Wenig später ist es soweit. Im Bürgerhaus von Villupuram hat Priya ihren großen Auftritt. Die kleine Halle ist überfüllt. Hunderte Zuschauer stehen Nase an Nacken, kaum einer hat Sicht auf die Bühne. Selbst die Jury versinkt hinter der Mauer aus übermotivierten Pressefotografen. Priya trägt ein grünes Kleid, Plastik-Juwelen und Riemchensandalen in Größe 44. Mit gesenktem Kinn und offenem Mund flaniert sie über den Laufsteg. Ihre Schwestern kreischen ihren Namen. Priyas Antworten auf die Fragen zu Aids gehen im Lärm unter.

Sie wird Vierte von insgesamt 50 Konkurrentinnen. Wütend über das Ergebnis verschwindet Priya aus dem Bürgerhaus. Im Hotel ertränkt sie ihren Frust in Alkohol.

Am späten Abend schwankt sie betrunken und gekrönt mit einem Diadem aus Plastik vor dem Hotel herum. Ein Mann auf einem Motorrad hält an und beschimpft sie. „Du dreckige Hure“, schreit er, „verschwinde von der Straße“. Priya reißt sich ihr Oberteil herunter, entblößt ihre Brust, zieht eine Fratze und lacht. Dann schlägt sie die Handflächen aufeinander und der Mann auf dem Motorrad fährt weiter.

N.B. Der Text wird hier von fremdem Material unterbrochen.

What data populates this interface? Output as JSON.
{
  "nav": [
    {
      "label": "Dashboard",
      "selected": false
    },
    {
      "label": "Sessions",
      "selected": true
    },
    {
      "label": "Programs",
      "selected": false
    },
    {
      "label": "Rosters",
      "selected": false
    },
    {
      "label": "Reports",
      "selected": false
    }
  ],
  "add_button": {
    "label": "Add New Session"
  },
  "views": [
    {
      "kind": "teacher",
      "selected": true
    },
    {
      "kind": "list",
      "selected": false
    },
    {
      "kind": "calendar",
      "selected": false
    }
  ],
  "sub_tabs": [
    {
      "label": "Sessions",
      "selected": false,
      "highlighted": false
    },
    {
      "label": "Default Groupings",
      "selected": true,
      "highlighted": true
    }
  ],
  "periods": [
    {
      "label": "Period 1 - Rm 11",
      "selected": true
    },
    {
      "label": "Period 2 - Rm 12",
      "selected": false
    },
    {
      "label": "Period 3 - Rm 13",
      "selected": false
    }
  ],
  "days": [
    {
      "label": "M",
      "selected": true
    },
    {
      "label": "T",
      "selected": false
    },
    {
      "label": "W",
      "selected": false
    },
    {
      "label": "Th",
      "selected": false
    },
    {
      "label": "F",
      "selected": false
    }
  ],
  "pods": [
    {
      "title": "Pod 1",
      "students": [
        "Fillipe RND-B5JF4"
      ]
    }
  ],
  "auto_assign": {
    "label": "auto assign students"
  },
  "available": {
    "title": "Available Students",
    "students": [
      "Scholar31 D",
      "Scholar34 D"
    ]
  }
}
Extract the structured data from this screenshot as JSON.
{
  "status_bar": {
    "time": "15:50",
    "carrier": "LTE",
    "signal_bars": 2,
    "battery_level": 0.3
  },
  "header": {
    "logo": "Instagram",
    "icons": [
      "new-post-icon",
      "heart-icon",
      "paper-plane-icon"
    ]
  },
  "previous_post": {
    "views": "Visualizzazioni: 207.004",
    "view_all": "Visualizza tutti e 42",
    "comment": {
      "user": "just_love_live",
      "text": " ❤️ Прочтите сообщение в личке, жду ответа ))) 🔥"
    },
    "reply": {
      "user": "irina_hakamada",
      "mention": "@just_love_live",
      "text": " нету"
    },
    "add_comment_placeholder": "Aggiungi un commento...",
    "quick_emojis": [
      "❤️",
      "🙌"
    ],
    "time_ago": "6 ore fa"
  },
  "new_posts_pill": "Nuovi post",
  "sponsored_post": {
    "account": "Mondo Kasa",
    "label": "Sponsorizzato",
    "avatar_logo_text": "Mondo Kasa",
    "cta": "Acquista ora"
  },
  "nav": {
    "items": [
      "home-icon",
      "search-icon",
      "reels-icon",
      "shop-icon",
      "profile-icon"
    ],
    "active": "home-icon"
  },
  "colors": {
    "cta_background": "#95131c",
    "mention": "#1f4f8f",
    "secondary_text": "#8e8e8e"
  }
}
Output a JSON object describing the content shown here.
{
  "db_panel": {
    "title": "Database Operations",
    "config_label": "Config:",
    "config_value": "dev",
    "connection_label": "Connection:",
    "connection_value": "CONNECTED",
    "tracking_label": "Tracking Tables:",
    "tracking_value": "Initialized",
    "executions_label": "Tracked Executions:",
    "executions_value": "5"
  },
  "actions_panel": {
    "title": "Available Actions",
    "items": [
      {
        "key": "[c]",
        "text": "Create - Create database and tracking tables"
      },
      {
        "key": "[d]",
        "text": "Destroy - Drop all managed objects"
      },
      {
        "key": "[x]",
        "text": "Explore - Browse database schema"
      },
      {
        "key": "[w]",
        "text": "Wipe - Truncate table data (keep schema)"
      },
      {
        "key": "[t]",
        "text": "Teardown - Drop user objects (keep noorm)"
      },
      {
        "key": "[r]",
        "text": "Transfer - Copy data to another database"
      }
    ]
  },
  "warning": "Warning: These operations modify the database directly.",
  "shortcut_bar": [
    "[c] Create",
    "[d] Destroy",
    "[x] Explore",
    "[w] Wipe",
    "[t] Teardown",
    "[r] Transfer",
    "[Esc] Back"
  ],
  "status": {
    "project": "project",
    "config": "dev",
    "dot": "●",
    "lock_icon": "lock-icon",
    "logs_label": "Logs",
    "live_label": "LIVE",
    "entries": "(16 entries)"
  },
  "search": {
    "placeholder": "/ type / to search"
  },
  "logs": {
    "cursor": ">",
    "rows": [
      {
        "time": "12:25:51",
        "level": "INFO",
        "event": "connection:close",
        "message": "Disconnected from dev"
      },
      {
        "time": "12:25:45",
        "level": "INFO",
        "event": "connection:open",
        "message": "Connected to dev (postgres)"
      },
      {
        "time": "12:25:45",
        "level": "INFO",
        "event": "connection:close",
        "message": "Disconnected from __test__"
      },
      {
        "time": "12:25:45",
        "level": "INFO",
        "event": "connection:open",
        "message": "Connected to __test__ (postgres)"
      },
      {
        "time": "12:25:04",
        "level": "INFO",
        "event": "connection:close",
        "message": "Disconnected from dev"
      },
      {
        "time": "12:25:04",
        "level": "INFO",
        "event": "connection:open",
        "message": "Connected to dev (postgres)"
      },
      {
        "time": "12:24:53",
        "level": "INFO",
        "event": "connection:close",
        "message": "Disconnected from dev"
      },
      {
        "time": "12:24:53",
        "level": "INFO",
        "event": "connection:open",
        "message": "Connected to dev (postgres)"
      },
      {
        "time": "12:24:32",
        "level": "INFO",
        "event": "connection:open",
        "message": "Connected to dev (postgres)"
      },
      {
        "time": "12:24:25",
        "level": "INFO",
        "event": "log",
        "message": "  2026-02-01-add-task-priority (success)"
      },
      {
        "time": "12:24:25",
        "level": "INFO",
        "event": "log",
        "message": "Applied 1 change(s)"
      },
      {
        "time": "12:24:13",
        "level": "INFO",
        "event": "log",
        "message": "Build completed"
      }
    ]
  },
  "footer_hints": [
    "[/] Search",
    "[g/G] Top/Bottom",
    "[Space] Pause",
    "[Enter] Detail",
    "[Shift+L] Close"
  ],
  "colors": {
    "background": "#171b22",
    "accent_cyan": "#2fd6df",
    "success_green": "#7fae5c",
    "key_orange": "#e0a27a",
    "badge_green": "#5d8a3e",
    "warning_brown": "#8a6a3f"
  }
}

Als Priya am nächsten Tag aufsteht, ist es fast Mittag. Ihre Augenringe und ihr Gesichtsausdruck verraten ihren Kater. Im Flur lässt sie sich auf den Boden sinken. „Ich wünsche mir einen Mann, der mich liebt“, sagt sie plötzlich. Einmal war sie bereits verliebt. Sie trafen sich, redeten, tranken Kaffee zusammen. Er schenkte ihr viel Aufmerksamkeit. „Als er herausfand, dass ich einmal ein Mann war, hat er sich geekelt und mich sofort verlassen“, sagt sie und lässt ihren Kopf hängen. „Wenn ich einem Mann ein Kind schenken könnte, dann würde ich bestimmt geliebt werden.“

Anführerin Sudha kommt auf Priya zu. „Wir lieben dich doch“, sagt sie und, „es wird Zeit für dich zu arbeiten“. Geknickt steht Priya auf, zieht ihre Highheels an, trägt Lippenstift auf und geht wieder zu Fuß zur Bar. Sie weiß nicht, wen sie heute trifft. Ob der Kunde, zu dem sie später ins Auto steigt, sie ausrauben will, oder sie zum Spaß verprügelt. Oder ob heute mal wieder die Polizei in die Bar zum Abkassieren kommt. Vor der Tür rückt Priya noch einmal ihr Top zurecht und fährt sich durch die Haare. Sie verschwindet in der Dunkelheit.